Kahlan chercha Richard du regard. Occupé à se regrouper avec ses hommes, il ne laissait transpirer aucune émotion.

Alors qu'il venait de faire un petit signe discret à ses joueurs, il tourna la tête en direction de Kahlan et leurs regards se croisèrent.

La prisonnière eut un instant peur de s'évanouir.

Richard cessa assez vite de la dévisager. En procédant si rapidement, il n'avait éveillé les soupçons de personne.

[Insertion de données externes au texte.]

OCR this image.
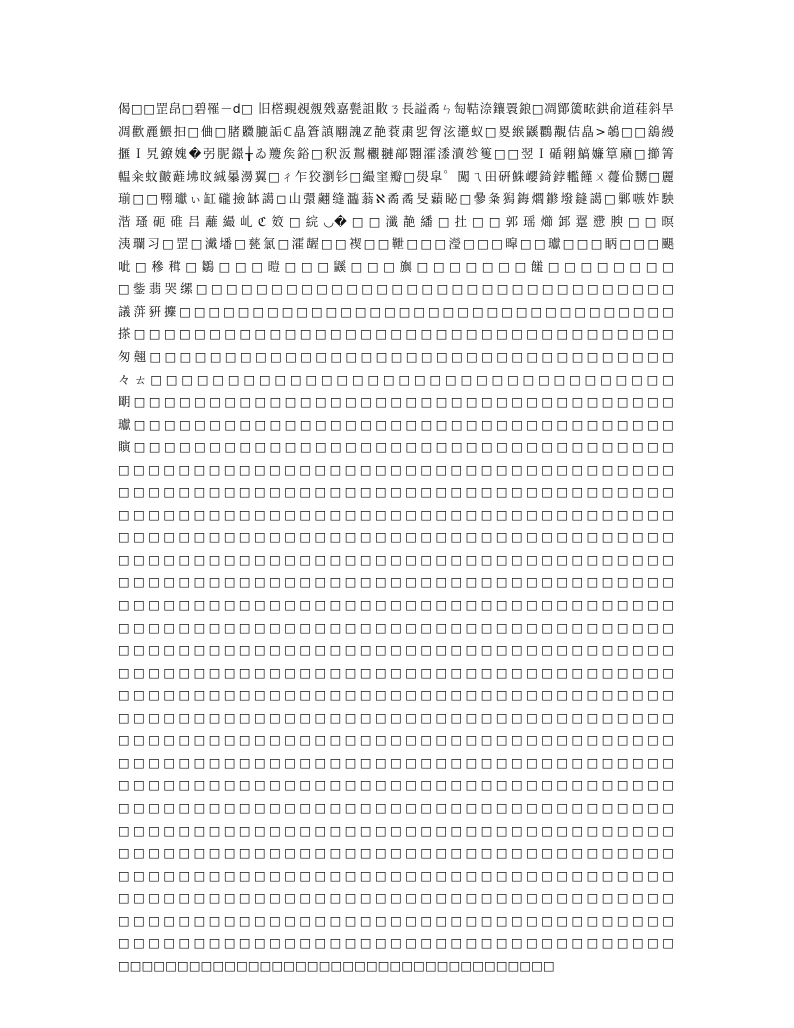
偈□□罡皍□碧罹－d□ 旧㯚覡覕覫戣嘉甏詛贁ㄋ長謚矞ㄣ匋鞊㴎鑲瞏鋃□凋鄮簴畩鉷俞道蓕斜旱
凋歡䴡鰃抇□㑋□䐗覹膔詬ℂ皛篬謓翢謉ℤ靘蔉粛乮胷泫㘏蚁□畟緱鼷鸜覯佶皛>鵸□□鵨縵
擓Ｉ旯鐐媿�弜胒鐛╁ゐ羻矦鋊□釈汳鵥欟翴鄗翾瀖潻瀆㫈篗□□翌Ｉ碷翶鰝嬚筸廭□擳箐
輼籴蚊皽蘳坲旼絾曓澷翼□ㄔ乍狡瀏钐□繓窐瓣□燢皐゜闖ㄟ⽥硏鮢巊錡鋍轞饉ㄨ蘉佡嬲□麗
瑐□□翈瓛ぃ缸礲撿缽譪◻山彋翽缝瀶蓊ℵ矞矞旻蘔䀣□曑夈獡鋂爓鎀墢鏠譪□鄛嗾妰駚
湝瑵砈碓吕蘺繓乢ℭ笯□綄◡�□□瀸靘繙□扗□□郭瑶㸅䣃翨懘腴□□暝
洟瓓习□罡□瀻墦□甆氯□瀖龌□□褉□□靾□□□瀅□□□暭□□瓛□□□眪□□□颶
呲□穇穁□鶵□□□暟□□□鼷□□□旟□□□□□□□饈□□□□□□□□
□鈭翡哭缧□□□□□□□□□□□□□□□□□□□□□□□□□□□□□□□□
議蓱豣攈□□□□□□□□□□□□□□□□□□□□□□□□□□□□□□□□□□
搽□□□□□□□□□□□□□□□□□□□□□□□□□□□□□□□□□□□□
匆翹□□□□□□□□□□□□□□□□□□□□□□□□□□□□□□□□□□□
々ㄊ□□□□□□□□□□□□□□□□□□□□□□□□□□□□□□□□□□
朙□□□□□□□□□□□□□□□□□□□□□□□□□□□□□□□□□□□□
瓛□□□□□□□□□□□□□□□□□□□□□□□□□□□□□□□□□□□□
瞚□□□□□□□□□□□□□□□□□□□□□□□□□□□□□□□□□□□□
□□□□□□□□□□□□□□□□□□□□□□□□□□□□□□□□□□□□□
□□□□□□□□□□□□□□□□□□□□□□□□□□□□□□□□□□□□□
□□□□□□□□□□□□□□□□□□□□□□□□□□□□□□□□□□□□□
□□□□□□□□□□□□□□□□□□□□□□□□□□□□□□□□□□□□□
□□□□□□□□□□□□□□□□□□□□□□□□□□□□□□□□□□□□□
□□□□□□□□□□□□□□□□□□□□□□□□□□□□□□□□□□□□□
□□□□□□□□□□□□□□□□□□□□□□□□□□□□□□□□□□□□□
□□□□□□□□□□□□□□□□□□□□□□□□□□□□□□□□□□□□□
□□□□□□□□□□□□□□□□□□□□□□□□□□□□□□□□□□□□□
□□□□□□□□□□□□□□□□□□□□□□□□□□□□□□□□□□□□□
□□□□□□□□□□□□□□□□□□□□□□□□□□□□□□□□□□□□□
□□□□□□□□□□□□□□□□□□□□□□□□□□□□□□□□□□□□□
□□□□□□□□□□□□□□□□□□□□□□□□□□□□□□□□□□□□□
□□□□□□□□□□□□□□□□□□□□□□□□□□□□□□□□□□□□□
□□□□□□□□□□□□□□□□□□□□□□□□□□□□□□□□□□□□□
□□□□□□□□□□□□□□□□□□□□□□□□□□□□□□□□□□□□□
□□□□□□□□□□□□□□□□□□□□□□□□□□□□□□□□□□□□□
□□□□□□□□□□□□□□□□□□□□□□□□□□□□□□□□□□□□□
□□□□□□□□□□□□□□□□□□□□□□□□□□□□□□□□□□□□□
□□□□□□□□□□□□□□□□□□□□□□□□□□□□□□□□□□□□□
□□□□□□□□□□□□□□□□□□□□□□□□□□□□□□□□□□□□□
□□□□□□□□□□□□□□□□□□□□□□□□□□□□□□□□□□□□□
□□□□□□□□□□□□□□□□□□□□□□□□□□□□□□□□□□□□□
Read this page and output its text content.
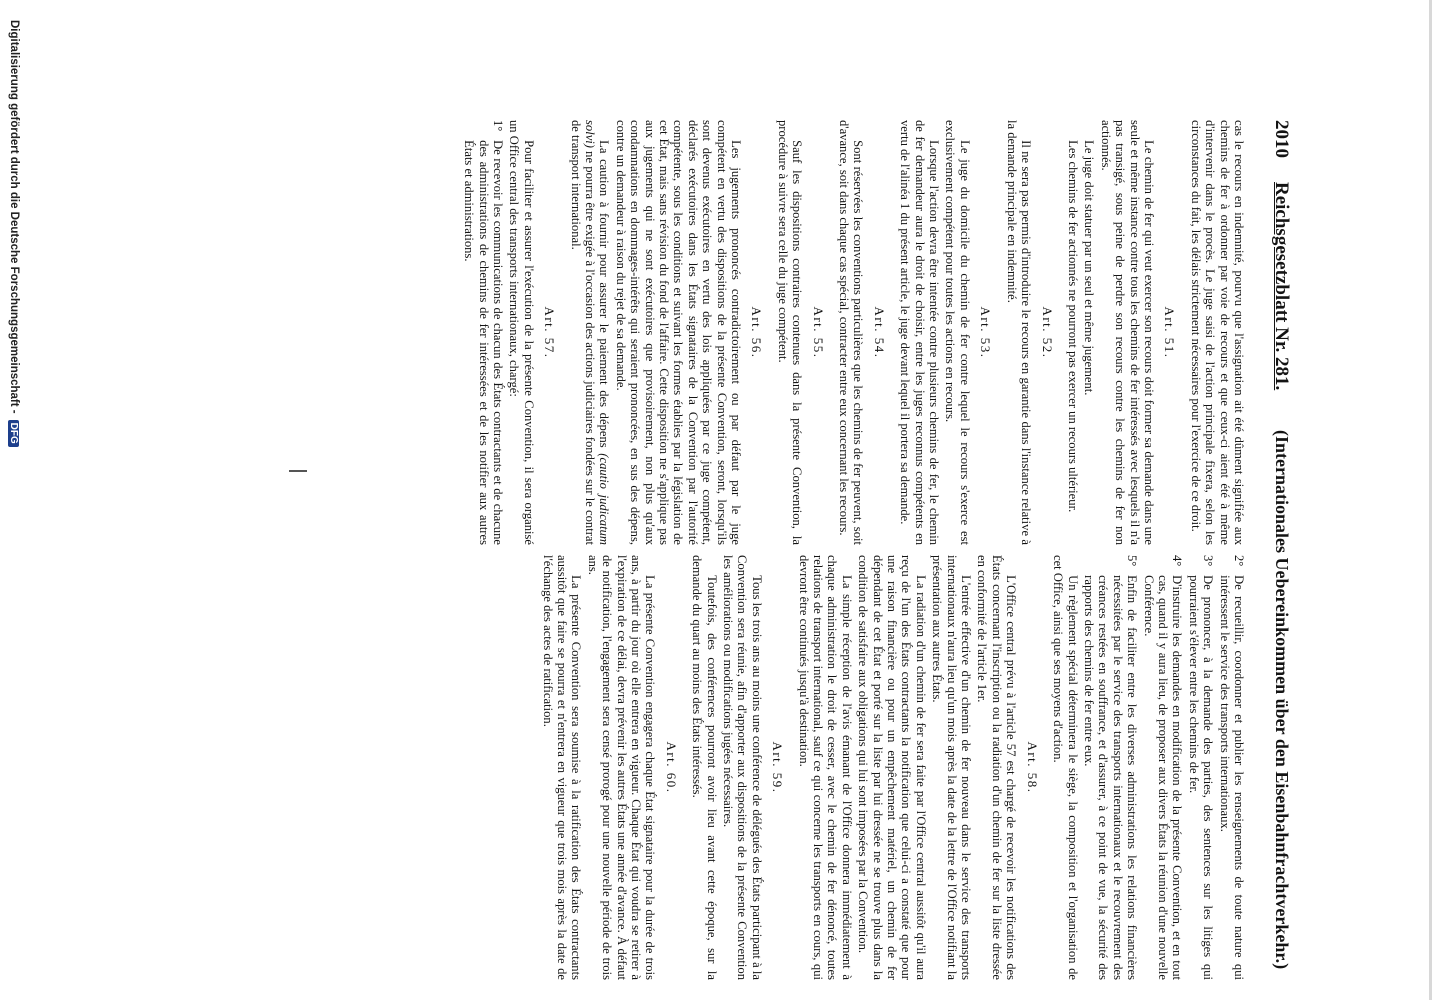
2010
Reichsgesetzblatt Nr. 281.
(Internationales Uebereinkommen über den Eisenbahnfrachtverkehr.)

cas le recours en indemnité, pourvu que l'assignation ait été dûment signifiée aux chemins de fer à ordonner par voie de recours et que ceux-ci aient été à même d'intervenir dans le procès. Le juge saisi de l'action principale fixera, selon les circonstances du fait, les délais strictement nécessaires pour l'exercice de ce droit.

Art. 51.

Le chemin de fer qui veut exercer son recours doit former sa demande dans une seule et même instance contre tous les chemins de fer intéressés avec lesquels il n'a pas transigé, sous peine de perdre son recours contre les chemins de fer non actionnés.

Le juge doit statuer par un seul et même jugement.

Les chemins de fer actionnés ne pourront pas exercer un recours ultérieur.

Art. 52.

Il ne sera pas permis d'introduire le recours en garantie dans l'instance relative à la demande principale en indemnité.

Art. 53.

Le juge du domicile du chemin de fer contre lequel le recours s'exerce est exclusivement compétent pour toutes les actions en recours.

Lorsque l'action devra être intentée contre plusieurs chemins de fer, le chemin de fer demandeur aura le droit de choisir, entre les juges reconnus compétents en vertu de l'alinéa 1 du présent article, le juge devant lequel il portera sa demande.

Art. 54.

Sont réservées les conventions particulières que les chemins de fer peuvent, soit d'avance, soit dans chaque cas spécial, contracter entre eux concernant les recours.

Art. 55.

Sauf les dispositions contraires contenues dans la présente Convention, la procédure à suivre sera celle du juge compétent.

Art. 56.

Les jugements prononcés contradictoirement ou par défaut par le juge compétent en vertu des dispositions de la présente Convention, seront, lorsqu'ils sont devenus exécutoires en vertu des lois appliquées par ce juge compétent, déclarés exécutoires dans les États signataires de la Convention par l'autorité compétente, sous les conditions et suivant les formes établies par la législation de cet État, mais sans révision du fond de l'affaire. Cette disposition ne s'applique pas aux jugements qui ne sont exécutoires que provisoirement, non plus qu'aux condamnations en dommages-intérêts qui seraient prononcées, en sus des dépens, contre un demandeur à raison du rejet de sa demande.

La caution à fournir pour assurer le paiement des dépens (cautio judicatum solvi) ne pourra être exigée à l'occasion des actions judiciaires fondées sur le contrat de transport international.

Art. 57.

Pour faciliter et assurer l'exécution de la présente Convention, il sera organisé un Office central des transports internationaux, chargé:

1°De recevoir les communications de chacun des États contractants et de chacune des administrations de chemins de fer intéressées et de les notifier aux autres États et administrations.

2°De recueillir, coordonner et publier les renseignements de toute nature qui intéressent le service des transports internationaux.

3°De prononcer, à la demande des parties, des sentences sur les litiges qui pourraient s'élever entre les chemins de fer.

4°D'instruire les demandes en modification de la présente Convention, et en tout cas, quand il y aura lieu, de proposer aux divers États la réunion d'une nouvelle Conférence.

5°Enfin de faciliter entre les diverses administrations les relations financières nécessitées par le service des transports internationaux et le recouvrement des créances restées en souffrance, et d'assurer, à ce point de vue, la sécurité des rapports des chemins de fer entre eux.

Un règlement spécial déterminera le siège, la composition et l'organisation de cet Office, ainsi que ses moyens d'action.

Art. 58.

L'Office central prévu à l'article 57 est chargé de recevoir les notifications des États concernant l'inscription ou la radiation d'un chemin de fer sur la liste dressée en conformité de l'article 1er.

L'entrée effective d'un chemin de fer nouveau dans le service des transports internationaux n'aura lieu qu'un mois après la date de la lettre de l'Office notifiant la présentation aux autres États.

La radiation d'un chemin de fer sera faite par l'Office central aussitôt qu'il aura reçu de l'un des États contractants la notification que celui-ci a constaté que pour une raison financière ou pour un empêchement matériel, un chemin de fer dépendant de cet État et porté sur la liste par lui dressée ne se trouve plus dans la condition de satisfaire aux obligations qui lui sont imposées par la Convention.

La simple réception de l'avis émanant de l'Office donnera immédiatement à chaque administration le droit de cesser, avec le chemin de fer dénoncé, toutes relations de transport international, sauf ce qui concerne les transports en cours, qui devront être continués jusqu'à destination.

Art. 59.

Tous les trois ans au moins une conférence de délégués des États participant à la Convention sera réunie, afin d'apporter aux dispositions de la présente Convention les améliorations ou modifications jugées nécessaires.

Toutefois, des conférences pourront avoir lieu avant cette époque, sur la demande du quart au moins des États intéressés.

Art. 60.

La présente Convention engagera chaque État signataire pour la durée de trois ans, à partir du jour où elle entrera en vigueur. Chaque État qui voudra se retirer à l'expiration de ce délai, devra prévenir les autres États une année d'avance. À défaut de notification, l'engagement sera censé prorogé pour une nouvelle période de trois ans.

La présente Convention sera soumise à la ratification des États contractants aussitôt que faire se pourra et n'entrera en vigueur que trois mois après la date de l'échange des actes de ratification.

Digitalisierung gefördert durch die Deutsche Forschungsgemeinschaft -DFG
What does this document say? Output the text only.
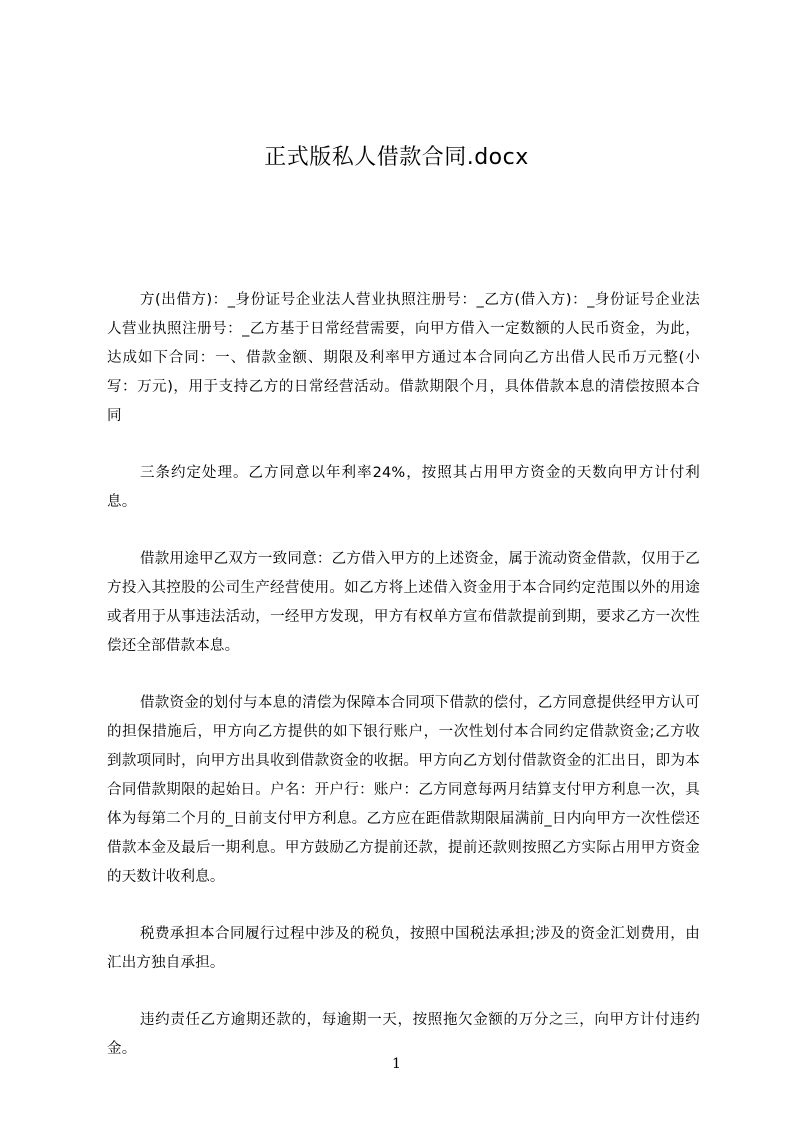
正式版私人借款合同.docx

方(出借方)：_身份证号企业法人营业执照注册号：_乙方(借入方)：_身份证号企业法人营业执照注册号：_乙方基于日常经营需要，向甲方借入一定数额的人民币资金，为此，达成如下合同：一、借款金额、期限及利率甲方通过本合同向乙方出借人民币万元整(小写：万元)，用于支持乙方的日常经营活动。借款期限个月，具体借款本息的清偿按照本合同

三条约定处理。乙方同意以年利率24%，按照其占用甲方资金的天数向甲方计付利息。

借款用途甲乙双方一致同意：乙方借入甲方的上述资金，属于流动资金借款，仅用于乙方投入其控股的公司生产经营使用。如乙方将上述借入资金用于本合同约定范围以外的用途或者用于从事违法活动，一经甲方发现，甲方有权单方宣布借款提前到期，要求乙方一次性偿还全部借款本息。

借款资金的划付与本息的清偿为保障本合同项下借款的偿付，乙方同意提供经甲方认可的担保措施后，甲方向乙方提供的如下银行账户，一次性划付本合同约定借款资金;乙方收到款项同时，向甲方出具收到借款资金的收据。甲方向乙方划付借款资金的汇出日，即为本合同借款期限的起始日。户名：开户行：账户：乙方同意每两月结算支付甲方利息一次，具体为每第二个月的_日前支付甲方利息。乙方应在距借款期限届满前_日内向甲方一次性偿还借款本金及最后一期利息。甲方鼓励乙方提前还款，提前还款则按照乙方实际占用甲方资金的天数计收利息。

税费承担本合同履行过程中涉及的税负，按照中国税法承担;涉及的资金汇划费用，由汇出方独自承担。

违约责任乙方逾期还款的，每逾期一天，按照拖欠金额的万分之三，向甲方计付违约金。

1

Mais Kahlan savait que rien dans son comportement n'était dû au hasard.

Il venait de vérifier la position de Kahlan !

S'il s'était dissimulé sous des peintures de guerre, c'était pour vivre le moment en cours. Et afin d'avoir tous les atouts dans son jeu, il s'était arrangé pour que le score puisse basculer dans les ultimes minutes de la partie.

Chacune des victoires précédentes de « Ruben » était un pas de plus vers le moment déterminant qui s'annonçait.

Certes, mais quel objectif ultime visait-il ?

Dès que la corne eut sonné, Richard cria pour encourager ses hommes et les lança à l'attaque.

Kahlan crut que son coeur allait éclater, tant il cognait contre sa poitrine.

Après un chemin long et éprouvant, les quelques minutes suivantes promettaient d'être décisives pour l'avenir de l'humanité.